TN Democrats: Remove Nathan Bedford Forrest bust from TN Capitol



The bust of a Confederate general and leading figure in the founding of the Ku Klux Klan should be removed from the Tennessee statehouse, top Tennessee Democrats said Monday.

U.S. Rep. Jim Cooper, D-Tenn., and state House Minority Leader Craig Fitzhugh, D-Ripley, said the bust of Nathan Bedford Forrest has no place in the Tennessee statehouse.

“Symbols of hate should not be promoted by government. South Carolina should remove the Confederate battle flag from its Capitol, and Tennessee should remove the bust of Forrest inside our Capitol,” Cooper said in a statement to The Tennessean.

Fitzhugh said he believes the bust should be displayed in a museum.

“In general our Capitol should be representative of the people of Tennessee. Right now if you’re a young girl, like my granddaughter, Marley Mac, for instance, and you visit the Capitol, there are no busts in the building that look like you,” Fitzhugh said.

“For African-Americans, there’s only one — a fairly recent addition. So I think, generally speaking, we need to revisit what we have displayed in the Capitol so that it better represents a Tennessee for all of us.”

The statements come as the nation debates whether South Carolina should remove the Confederate battle flag flying at its statehouse in the wake of apparently racially motivated murders.

Dylann Storm Roof, 21, is charged with shooting and killing nine people at Emanuel A.M.E. Church, a historically prominent black church in Charleston, S.C., because they were black. The murders spurred many across the country to call on South Carolina to take down the Confederate flag, which continues to fly outside the statehouse.

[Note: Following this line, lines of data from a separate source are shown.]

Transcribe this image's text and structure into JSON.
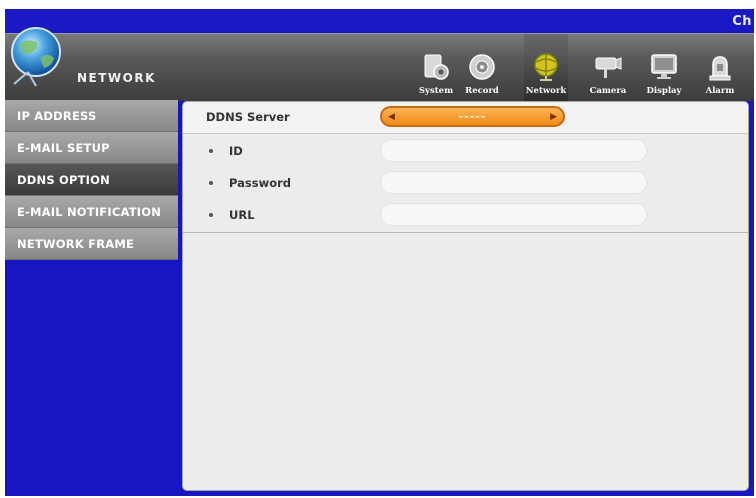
{
  "header": {
    "corner_text": "Ch",
    "section_title": "NETWORK"
  },
  "tabs": [
    {
      "label": "System",
      "icon": "system-icon",
      "active": false
    },
    {
      "label": "Record",
      "icon": "record-icon",
      "active": false
    },
    {
      "label": "Network",
      "icon": "network-icon",
      "active": true
    },
    {
      "label": "Camera",
      "icon": "camera-icon",
      "active": false
    },
    {
      "label": "Display",
      "icon": "display-icon",
      "active": false
    },
    {
      "label": "Alarm",
      "icon": "alarm-icon",
      "active": false
    }
  ],
  "sidebar": {
    "items": [
      {
        "label": "IP ADDRESS",
        "active": false
      },
      {
        "label": "E-MAIL SETUP",
        "active": false
      },
      {
        "label": "DDNS OPTION",
        "active": true
      },
      {
        "label": "E-MAIL NOTIFICATION",
        "active": false
      },
      {
        "label": "NETWORK FRAME",
        "active": false
      }
    ]
  },
  "panel": {
    "ddns_server": {
      "label": "DDNS Server",
      "value": "-----"
    },
    "fields": [
      {
        "label": "ID",
        "value": ""
      },
      {
        "label": "Password",
        "value": ""
      },
      {
        "label": "URL",
        "value": ""
      }
    ]
  },
  "colors": {
    "frame_blue": "#1717c2",
    "accent_orange": "#ef8a18"
  }
}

U.S. Sens. Bob Corker and Lamar Alexander, both R-Tenn., called on South Carolina lawmakers to remove the Confederate flag. Neither immediately provided comment as to whether the Forrest bust should be removed from the Tennessee statehouse. Other state leaders, both Republican and Democrat, also didn’t immediately respond to requests for comment from The Tennessean.

No Confederate flag flies outside the Tennessee statehouse, but the bust of Forrest — who was born in Memphis — sits in between the state House and Senate chambers. The bust sits around a corner from others showing the likenesses of former presidents Andrew Jackson and James Polk.

It’s also roughly 15 paces away from a monument recognizing the 14th and 15th amendments, which recognizes black residents as citizens and gives them the right to vote, and a bust of Sampson W. Keeble, the first black state lawmaker in Tennessee.

At least four feet tall, the copper bust lists only Forrest’s tenure as a general in the Confederate army. It does not note his former leadership of the KKK. He was not a founder of the organization, but was a leader and was elected the first “Grand Wizard” of the organization, the highest possible rank.

He later left and renounced the organization, and advocated for “social and political advancement for blacks,” according to a 2013 report in the Commercial Appeal of Memphis.

Still, advocates have successfully petitioned to have Forrest monuments removed before. In 2013 Memphis gained national attention when it decided to change the name of what was then Nathan Bedford Forrest Park, along with two other parks with names associated with the confederacy.

It wasn’t immediately clear how long the Forrest bust has been in the statehouse. Inscriptions on either side of the bust list the years 1977 and 1988.